Наконец я рухнула на землю среди деревьев. Лежала на спине и отчаянно пыталась дышать. Я помню одно: небо у меня над головой было неистово синим, без единого облачка, и в нем кругами летал краснохвостый сарыч. Я сосредоточилась на его грациозном полете, будто во всем белом свете отныне это единственное, во что можно твердо верить. Непохоже было, будто сарыч охотится – скорее он просто наслаждался полетом, оседлав свой персональный ветерок. Он кружил и кружил, без усилий и даже не размахивая крыльями. И взгляд мой кружил и кружил, следя за его полетом. Я лежала, дрожащая и бездетная, неспособная дотянуться до его радости, бесконечно одинокая. Я больше не ощущала родства со всем миром, которым наслаждалась, пока была беременна. И мне вдруг подумалось – а что, если в тот день, когда мы с Уилом лежали вместе (возможно, даже в тот самый миг, когда спина моя выгнулась в любовном экстазе), вот этот самый сарыч как раз вернулся к себе в гнездо и обнаружил, что его дом разорен и деток больше нет. Что если пик моего наслаждения пришелся на тот момент, когда на сарыча обрушилась беда, – точь‐в-точь как сейчас он радостно кружит надо мной, не замечая моей трагедии?

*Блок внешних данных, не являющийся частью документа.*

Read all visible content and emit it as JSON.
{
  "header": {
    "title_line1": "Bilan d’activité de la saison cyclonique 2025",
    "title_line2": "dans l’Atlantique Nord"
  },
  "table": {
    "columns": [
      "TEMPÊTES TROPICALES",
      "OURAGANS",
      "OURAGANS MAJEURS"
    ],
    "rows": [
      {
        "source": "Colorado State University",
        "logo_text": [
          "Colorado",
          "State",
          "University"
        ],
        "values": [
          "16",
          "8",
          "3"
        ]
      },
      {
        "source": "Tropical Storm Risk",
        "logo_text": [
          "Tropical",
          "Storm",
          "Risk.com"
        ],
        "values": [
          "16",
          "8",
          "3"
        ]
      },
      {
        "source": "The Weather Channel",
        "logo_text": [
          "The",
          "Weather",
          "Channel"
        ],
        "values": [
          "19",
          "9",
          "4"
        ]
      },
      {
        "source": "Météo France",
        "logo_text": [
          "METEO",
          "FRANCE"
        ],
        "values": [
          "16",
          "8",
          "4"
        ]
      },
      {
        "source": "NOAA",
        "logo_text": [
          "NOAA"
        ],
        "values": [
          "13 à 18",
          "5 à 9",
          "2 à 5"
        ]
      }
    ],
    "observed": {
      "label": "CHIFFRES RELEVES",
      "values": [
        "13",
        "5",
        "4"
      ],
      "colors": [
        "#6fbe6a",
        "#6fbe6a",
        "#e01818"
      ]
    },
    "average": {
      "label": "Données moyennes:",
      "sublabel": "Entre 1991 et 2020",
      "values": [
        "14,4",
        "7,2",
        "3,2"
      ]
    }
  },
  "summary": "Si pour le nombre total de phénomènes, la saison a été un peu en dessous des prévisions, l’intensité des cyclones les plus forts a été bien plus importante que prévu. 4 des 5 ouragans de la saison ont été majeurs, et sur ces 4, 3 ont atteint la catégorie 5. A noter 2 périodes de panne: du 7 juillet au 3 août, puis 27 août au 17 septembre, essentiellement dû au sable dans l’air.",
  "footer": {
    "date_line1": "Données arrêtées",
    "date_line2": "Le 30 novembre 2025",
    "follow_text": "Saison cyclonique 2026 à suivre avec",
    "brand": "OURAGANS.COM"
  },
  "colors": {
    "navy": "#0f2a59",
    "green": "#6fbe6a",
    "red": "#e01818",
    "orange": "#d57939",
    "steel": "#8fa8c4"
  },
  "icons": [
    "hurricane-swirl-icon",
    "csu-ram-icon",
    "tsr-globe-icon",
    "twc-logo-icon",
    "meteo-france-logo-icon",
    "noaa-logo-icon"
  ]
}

Впервые в жизни я вдруг задумалась над тем, что я, интересно, делала в то самое мгновение, когда автомобиль с моими родными не вписался в поворот? Играла в саду? Когда машина опрокинулась в первый раз, и те, кого я любила, один за другим вылетали через открытые окна, и их головы раскалывались о камни, возможно, я как раз вгрызалась в сладкий персик? А где я была, когда автомобиль Сета рванул с места и дернул за собой привязанного за руки Уила? Неужели я, как полнейшая идиотка, вытаскивала из духовки идеально подрумянившийся хлеб, когда его плоть в первый раз чиркнула по гравию или когда он выдохнул в последний раз?
Каким же безумием было желать, чтобы сарыч там, высоко в небе, исполнился ко мне сострадания. Как и все, связанное с Малышом Блю, нестерпимую боль от его потери я снесу одна. Сам факт его существования – существования невероятно мягких складочек его шеи, его сладкого дыхания и крошечных сжатых в кулаки ручек – был известен лишь мне одной и лишь для меня одной был важен.
И все‐таки в тот момент я подумала о ней – женщине в белой блузке, второй матери.
Я видела ее лишь урывками – пока пробиралась сквозь кусты и деревья, подкрадываясь поближе к машине, – но мне запомнились ее волнистые каштановые волосы, короткие и стильно зачесанные набок, и то, как она заправляла их за ухо, когда смотрела на своего брыкающегося младенца. Она была хорошенькая, с округлыми скулами и изящным носом, хотя бледное лицо ее не выражало эмоций – возможно, сказалось утомление после поездки на автомобиле, – она безрадостно потряхивала ребенка и похлопывала его по попе, призывая успокоиться и сосать. Время от времени она поглядывала на мужа, который все время стоял, повернувшись к ней широкой спиной, и сначала ругался на соек, а потом смотрел куда‐то в лес и курил, и дым сигареты кошачьим хвостом взмывал и вертелся над его темноволосой головой.